Returns the coefficients for a delta source at the specified location.

This function is appropriate for creating sources to be used with amplitudes_for_source.

Parameters:

  • location – The location of the source, with shape (num_sources, 2) and the trailing axis giving the x and y location. By convention, the center of the unit cell is at (0, 0).

  • in_plane_wavevector – The in-plane wavevevector for the calculation, which gives the offset of the plane wave decomposition. Has shape (…, 2) with possible batch dimensions.

  • primitive_lattice_vectors – The primitive lattice vectors of the unit cell.

  • expansion – The Fourier expansion used for the calculation.

Returns:

The coefficients, with the shape (…, expansion.num_terms, num_sources).

fmmax.sources.gaussian_source(fwhm: Array, location: Array, in_plane_wavevector: Array, primitive_lattice_vectors: LatticeVectors, expansion: Expansion) Array[source]#

Returns the coefficients for a Gaussian source at the specified location.

This function is appropriate for creating sources to be used with amplitudes_for_source.

Parameters:

  • fwhm – The full-width at half-maximum for the Gaussian source.

  • location – The location of the source, with shape (num_sources, 2) and the trailing axis giving the x and y location.
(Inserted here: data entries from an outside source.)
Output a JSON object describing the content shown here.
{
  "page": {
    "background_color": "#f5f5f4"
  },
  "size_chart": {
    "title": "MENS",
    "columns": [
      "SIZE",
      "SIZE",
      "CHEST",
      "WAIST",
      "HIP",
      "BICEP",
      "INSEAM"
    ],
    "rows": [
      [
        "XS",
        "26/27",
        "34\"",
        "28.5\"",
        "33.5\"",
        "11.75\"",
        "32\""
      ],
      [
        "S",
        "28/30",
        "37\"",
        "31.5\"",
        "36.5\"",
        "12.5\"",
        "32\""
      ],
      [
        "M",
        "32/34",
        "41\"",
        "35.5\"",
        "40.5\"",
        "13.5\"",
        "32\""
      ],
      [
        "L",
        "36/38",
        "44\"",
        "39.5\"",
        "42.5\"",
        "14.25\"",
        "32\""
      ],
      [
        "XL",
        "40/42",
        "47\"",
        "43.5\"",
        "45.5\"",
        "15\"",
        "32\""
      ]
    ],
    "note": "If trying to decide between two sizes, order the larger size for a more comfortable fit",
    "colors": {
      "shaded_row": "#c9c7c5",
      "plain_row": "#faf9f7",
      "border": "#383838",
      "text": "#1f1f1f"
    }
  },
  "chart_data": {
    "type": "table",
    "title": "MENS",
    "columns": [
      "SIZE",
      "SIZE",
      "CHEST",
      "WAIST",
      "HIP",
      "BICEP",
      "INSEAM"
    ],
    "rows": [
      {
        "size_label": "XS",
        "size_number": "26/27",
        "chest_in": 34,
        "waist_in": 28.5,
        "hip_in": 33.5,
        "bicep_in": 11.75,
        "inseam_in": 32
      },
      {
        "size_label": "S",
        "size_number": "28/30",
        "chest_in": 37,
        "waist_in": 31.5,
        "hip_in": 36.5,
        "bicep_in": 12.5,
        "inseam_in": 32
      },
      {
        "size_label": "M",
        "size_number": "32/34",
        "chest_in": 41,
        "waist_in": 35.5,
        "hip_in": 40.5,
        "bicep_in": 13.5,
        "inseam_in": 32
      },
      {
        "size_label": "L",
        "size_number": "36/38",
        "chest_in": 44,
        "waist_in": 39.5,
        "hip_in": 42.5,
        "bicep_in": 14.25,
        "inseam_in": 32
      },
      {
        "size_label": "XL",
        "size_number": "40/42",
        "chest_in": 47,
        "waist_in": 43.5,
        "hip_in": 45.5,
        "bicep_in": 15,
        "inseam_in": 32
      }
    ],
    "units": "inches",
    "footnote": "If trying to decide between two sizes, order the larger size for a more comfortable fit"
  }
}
By convention, the center of the unit cell is at (0, 0).

  • in_plane_wavevector – The in-plane wavevevector for the calculation, which gives the offset of the plane wave decomposition. Has shape (…, 2) with possible batch dimensions.

  • primitive_lattice_vectors – The primitive lattice vectors of the unit cell.

  • expansion – The Fourier expansion used for the calculation.

Returns:

The coefficients, with the shape (…, expansion.num_terms, num_sources).